Kelalaian ‘berat’ DNC menyebabkan peretasannya, cuit Trump
Hanya beberapa jam setelah AS mendeklasifikasi laporan intelijen pada hari Jumat yang mengungkapkan rincian baru tentang dugaan kampanye pengaruh yang berasal dari Moskow – termasuk aktivitas dunia maya – Presiden terpilih Donald Trump menyerang Komite Nasional Partai Demokrat karena membiarkan sistemnya diretas.
“Kelalaian besar yang dilakukan oleh Komite Nasional Partai Demokrat memungkinkan terjadinya peretasan. Komite Nasional Partai Republik memiliki pertahanan yang kuat!” membaca tweetnya.
Laporan intelijen menambah bahan bakar baru dalam perdebatan mengenai keterlibatan Rusia dalam peretasan email yang mempengaruhi kelompok Demokrat pada pemilu tahun 2016.
Trump secara terbuka mempertanyakan bukti yang menghubungkan Rusia dan, beberapa jam sebelum pengarahannya pada hari Jumat, menyebut fokus tersebut sebagai “perburuan politik”.
Namun, Trump dan komunitas intelijen tampaknya menemukan titik temu setelah pengarahan tersebut. Baik Trump maupun laporan tersebut mengatakan Rusia tidak menargetkan penghitungan suara.

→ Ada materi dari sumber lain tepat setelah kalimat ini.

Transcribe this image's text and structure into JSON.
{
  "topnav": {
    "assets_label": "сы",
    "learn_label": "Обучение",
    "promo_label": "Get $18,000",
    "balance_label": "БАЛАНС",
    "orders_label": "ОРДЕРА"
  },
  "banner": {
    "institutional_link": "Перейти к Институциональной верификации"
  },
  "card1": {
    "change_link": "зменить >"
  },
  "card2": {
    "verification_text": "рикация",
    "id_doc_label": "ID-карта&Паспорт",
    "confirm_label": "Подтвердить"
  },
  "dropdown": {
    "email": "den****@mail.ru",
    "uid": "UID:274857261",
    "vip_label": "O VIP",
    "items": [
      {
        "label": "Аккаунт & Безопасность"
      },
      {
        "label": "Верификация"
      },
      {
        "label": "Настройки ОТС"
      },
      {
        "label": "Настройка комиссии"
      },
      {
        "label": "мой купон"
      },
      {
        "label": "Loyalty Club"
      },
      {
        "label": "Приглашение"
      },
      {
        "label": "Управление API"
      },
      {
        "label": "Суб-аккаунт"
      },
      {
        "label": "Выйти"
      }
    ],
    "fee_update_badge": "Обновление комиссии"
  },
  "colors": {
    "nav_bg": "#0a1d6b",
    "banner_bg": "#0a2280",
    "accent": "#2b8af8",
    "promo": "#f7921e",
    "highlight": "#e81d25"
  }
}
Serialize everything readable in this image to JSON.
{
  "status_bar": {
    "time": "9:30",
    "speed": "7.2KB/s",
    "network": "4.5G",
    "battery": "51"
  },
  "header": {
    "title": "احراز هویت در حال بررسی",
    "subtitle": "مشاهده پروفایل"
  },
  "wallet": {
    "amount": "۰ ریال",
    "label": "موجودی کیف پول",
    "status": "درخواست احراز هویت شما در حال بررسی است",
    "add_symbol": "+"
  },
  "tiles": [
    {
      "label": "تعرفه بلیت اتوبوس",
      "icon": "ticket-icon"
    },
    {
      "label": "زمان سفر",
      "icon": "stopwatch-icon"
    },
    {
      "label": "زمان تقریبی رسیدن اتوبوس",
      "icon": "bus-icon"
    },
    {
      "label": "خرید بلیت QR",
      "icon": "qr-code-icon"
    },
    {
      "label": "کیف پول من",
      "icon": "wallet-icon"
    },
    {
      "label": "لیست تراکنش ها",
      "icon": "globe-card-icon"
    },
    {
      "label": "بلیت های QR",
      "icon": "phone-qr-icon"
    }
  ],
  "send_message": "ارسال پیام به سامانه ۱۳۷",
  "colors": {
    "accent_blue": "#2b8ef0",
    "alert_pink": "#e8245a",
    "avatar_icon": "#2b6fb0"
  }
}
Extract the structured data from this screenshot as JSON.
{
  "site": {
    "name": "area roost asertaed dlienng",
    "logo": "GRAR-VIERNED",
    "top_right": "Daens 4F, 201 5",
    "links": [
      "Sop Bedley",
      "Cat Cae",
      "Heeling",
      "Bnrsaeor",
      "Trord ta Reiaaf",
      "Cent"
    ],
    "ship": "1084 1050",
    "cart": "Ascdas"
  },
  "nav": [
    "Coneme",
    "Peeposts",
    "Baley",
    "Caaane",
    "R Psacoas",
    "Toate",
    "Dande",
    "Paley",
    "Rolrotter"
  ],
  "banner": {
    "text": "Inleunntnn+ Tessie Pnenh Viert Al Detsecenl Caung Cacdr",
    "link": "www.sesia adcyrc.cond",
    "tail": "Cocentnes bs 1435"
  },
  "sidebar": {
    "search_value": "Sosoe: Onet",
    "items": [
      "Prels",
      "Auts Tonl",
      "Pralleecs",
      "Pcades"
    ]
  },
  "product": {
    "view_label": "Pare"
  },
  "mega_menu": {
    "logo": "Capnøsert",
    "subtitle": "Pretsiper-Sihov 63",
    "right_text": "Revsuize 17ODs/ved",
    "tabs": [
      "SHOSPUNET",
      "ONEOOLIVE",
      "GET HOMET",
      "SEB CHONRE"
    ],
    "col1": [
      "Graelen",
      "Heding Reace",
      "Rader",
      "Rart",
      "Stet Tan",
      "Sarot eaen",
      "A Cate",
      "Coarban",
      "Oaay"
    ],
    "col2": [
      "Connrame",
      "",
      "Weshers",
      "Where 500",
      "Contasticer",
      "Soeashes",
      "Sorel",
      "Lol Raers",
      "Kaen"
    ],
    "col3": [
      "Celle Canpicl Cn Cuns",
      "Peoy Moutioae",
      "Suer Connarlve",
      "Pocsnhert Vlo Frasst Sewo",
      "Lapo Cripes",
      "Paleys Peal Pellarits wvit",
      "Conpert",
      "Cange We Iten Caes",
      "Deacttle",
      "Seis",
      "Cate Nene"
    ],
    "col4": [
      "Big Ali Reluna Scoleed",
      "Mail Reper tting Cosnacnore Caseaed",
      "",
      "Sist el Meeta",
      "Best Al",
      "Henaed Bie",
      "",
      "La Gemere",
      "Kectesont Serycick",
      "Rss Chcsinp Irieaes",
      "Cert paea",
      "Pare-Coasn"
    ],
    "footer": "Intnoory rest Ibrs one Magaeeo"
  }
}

Trump sebelumnya mengatakan dalam sebuah pernyataan bahwa “sama sekali tidak ada dampak terhadap hasil pemilu, termasuk fakta bahwa mesin pemungutan suara tidak dirusak sama sekali.”
Namun, laporan tersebut memaparkan secara rinci baru dan meresahkan dugaan kampanye pengaruh dari Moskow, yang dikutuk oleh Ryan dan pihak lain.
Laporan tersebut mengatakan hal ini termasuk aktivitas dunia maya, serta upaya yang dilakukan oleh media yang didanai negara dan “troll” media sosial berbayar. Laporan tersebut mengatakan bahwa badan intelijen Rusia melakukan operasi dunia maya terhadap kedua partai besar AS, dan mengatakan mereka memiliki “keyakinan tinggi” bahwa intelijen militer Rusia menggunakan Guccifer 2.0 dan DCLeaks.com untuk merilis “data korban AS” secara publik dan ke media, “dan mentransfer materi ke WikiLeaks.”
WikiLeaks menerbitkan email dari Komite Nasional Demokrat dan ketua kampanye Clinton John Podesta tahun lalu. Namun, pendiri Julian Assange mengatakan kepada Fox News pekan lalu bahwa Rusia bukanlah sumbernya.
Laporan itu mengatakan:
“Kami menilai dengan keyakinan tinggi bahwa Presiden Rusia Vladimir Putin memerintahkan kampanye pengaruh pada tahun 2016 yang ditujukan pada pemilihan presiden AS, yang tujuan konsistennya adalah untuk melemahkan kepercayaan publik terhadap proses demokrasi AS, mencoreng nama baik Menteri Clinton dan merugikan elektabilitas serta potensi kepresidenannya. Kami selanjutnya menilai Putin dan pemerintah Rusia memiliki preferensi yang jelas terhadap Presiden terpilih Trump.”
Dalam pernyataan tertulisnya, Trump mengakui bahwa Rusia, Tiongkok, dan negara-negara lain “secara konsisten mencoba menerobos infrastruktur dunia maya di lembaga-lembaga pemerintah, dunia usaha, dan organisasi-organisasi termasuk Komite Nasional Partai Demokrat” – namun mengatakan “sama sekali tidak ada pengaruhnya terhadap hasilnya.”
Trump juga mengatakan AS harus melawan dan menghentikan serangan siber, dan dia akan menunjuk sebuah tim untuk memberinya rencana dalam waktu 90 hari setelah menjabat. “Dua minggu dari hari ini, saya akan mengambil sumpah jabatan dan keselamatan dan keamanan Amerika akan menjadi prioritas nomor satu saya,” katanya.
Catherine Herridge dari Fox News, Matthew Dean, Edmund DeMarche dan The Associated Press berkontribusi pada laporan ini.